In his statement "Addressing biodiversity loss and mainstreaming biodiversity for sustainable development", IUCN Director General Dr Bruno Oberle stressed the importance of stopping biodiversity loss to achieving the Sustainable Development Goals.
Wednesday, 30 September 2020 - Dr Bruno Oberle, UN Biodiversity Summit
Biodiversity is declining globally at rates unprecedented in human history, causing fundamental harm to nature and people.
IUCN draws urgent attention to the nature emergency, while recognising that it must be tackled in tandem with climate change. We can address this emergency through the Post-2020 Global Biodiversity Framework, with targets that “add up” from local to national to global levels.
Together, we must halt the loss of biodiversity by 2030 and strive, through restoration, for “net gain” by 2050.
The framework must be for everyone: the Rio - and biodiversity - related conventions, all governments, the private sector, indigenous peoples, local communities, and all of civil society. It must clearly link to the 2030 Agenda and communicate how biodiversity conservation is critical to sustainable development.

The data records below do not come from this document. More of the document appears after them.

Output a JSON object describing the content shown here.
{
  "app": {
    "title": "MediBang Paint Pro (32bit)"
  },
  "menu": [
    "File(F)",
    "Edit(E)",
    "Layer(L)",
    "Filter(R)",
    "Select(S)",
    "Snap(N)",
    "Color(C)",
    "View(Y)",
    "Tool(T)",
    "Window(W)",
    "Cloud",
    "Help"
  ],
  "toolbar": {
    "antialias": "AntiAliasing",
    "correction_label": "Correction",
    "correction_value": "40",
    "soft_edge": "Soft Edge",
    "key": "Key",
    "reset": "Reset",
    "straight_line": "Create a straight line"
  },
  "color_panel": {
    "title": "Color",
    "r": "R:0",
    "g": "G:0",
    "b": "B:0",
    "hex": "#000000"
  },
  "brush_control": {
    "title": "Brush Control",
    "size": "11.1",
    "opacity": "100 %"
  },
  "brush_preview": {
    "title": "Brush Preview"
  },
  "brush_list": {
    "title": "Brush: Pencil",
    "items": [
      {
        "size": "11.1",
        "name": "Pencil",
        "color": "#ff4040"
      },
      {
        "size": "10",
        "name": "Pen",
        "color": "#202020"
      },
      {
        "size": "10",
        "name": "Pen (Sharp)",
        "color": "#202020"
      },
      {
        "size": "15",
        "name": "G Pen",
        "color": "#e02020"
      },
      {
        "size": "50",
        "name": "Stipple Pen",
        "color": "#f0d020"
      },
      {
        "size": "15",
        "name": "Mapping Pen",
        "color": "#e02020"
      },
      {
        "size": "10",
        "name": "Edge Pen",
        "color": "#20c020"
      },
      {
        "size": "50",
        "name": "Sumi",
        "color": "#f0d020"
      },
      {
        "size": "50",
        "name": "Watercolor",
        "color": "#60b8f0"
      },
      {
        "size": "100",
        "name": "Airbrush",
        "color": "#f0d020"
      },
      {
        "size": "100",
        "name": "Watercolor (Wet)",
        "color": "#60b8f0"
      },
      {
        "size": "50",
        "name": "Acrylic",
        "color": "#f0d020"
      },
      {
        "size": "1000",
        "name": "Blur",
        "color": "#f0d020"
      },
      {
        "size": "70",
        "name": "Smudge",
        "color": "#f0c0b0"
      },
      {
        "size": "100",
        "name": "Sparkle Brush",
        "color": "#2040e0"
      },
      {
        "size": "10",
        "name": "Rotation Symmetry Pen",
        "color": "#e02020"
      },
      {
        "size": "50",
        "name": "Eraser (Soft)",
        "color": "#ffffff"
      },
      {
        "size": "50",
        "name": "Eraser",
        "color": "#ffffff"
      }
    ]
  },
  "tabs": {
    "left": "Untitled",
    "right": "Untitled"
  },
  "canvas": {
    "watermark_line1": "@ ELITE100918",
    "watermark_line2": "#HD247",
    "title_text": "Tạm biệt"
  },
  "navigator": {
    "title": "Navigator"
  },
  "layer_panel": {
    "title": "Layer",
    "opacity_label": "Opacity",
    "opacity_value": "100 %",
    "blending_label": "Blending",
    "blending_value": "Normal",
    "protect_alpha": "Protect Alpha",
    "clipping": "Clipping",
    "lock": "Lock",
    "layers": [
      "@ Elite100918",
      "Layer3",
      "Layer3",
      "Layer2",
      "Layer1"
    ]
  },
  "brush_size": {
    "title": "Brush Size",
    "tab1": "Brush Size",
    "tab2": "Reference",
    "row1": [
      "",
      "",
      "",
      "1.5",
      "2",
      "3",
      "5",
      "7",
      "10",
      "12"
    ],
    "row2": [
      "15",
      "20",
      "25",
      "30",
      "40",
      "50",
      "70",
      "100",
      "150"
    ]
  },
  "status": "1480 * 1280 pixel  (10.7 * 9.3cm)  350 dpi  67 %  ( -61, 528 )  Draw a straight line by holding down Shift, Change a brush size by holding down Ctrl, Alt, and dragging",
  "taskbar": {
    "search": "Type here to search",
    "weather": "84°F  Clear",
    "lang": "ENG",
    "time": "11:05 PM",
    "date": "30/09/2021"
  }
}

A crucial ally is nature itself. We must use Nature-based Solutions, which benefit nature and people by protecting, sustainably managing, and restoring ecosystems. Fundamental to this are standards, such as the IUCN Global Standard for Nature-based Solutions, which ensure that these solutions are truly effective and qualifiable.
As we tackle the nature emergency together, the economy is key. We must stop investing in activities that deplete nature, and we must abolish incentives to exploit and degrade nature. Operations in sectors that can negatively affect biodiversity – including extractives, agriculture, infrastructure, forestry, and fisheries – must change and contribute to biodiversity.
Governments are beginning to insist that companies disclose their impacts on biodiversity, and the finance sector is recognising the risk to the economy posed by biodiversity loss, and starting to charge for loans contributing to it. Investment is necessary, and must leverage the achievement of biodiversity targets while generating economic benefits and conserving biodiversity.
In this way, we can redirect efforts towards building economies that sustain and regenerate nature.
We look forward to discussing these ideas further at the IUCN World Conservation Congress in Marseille, where the Post-2020 Global Biodiversity Framework will be high on the agenda.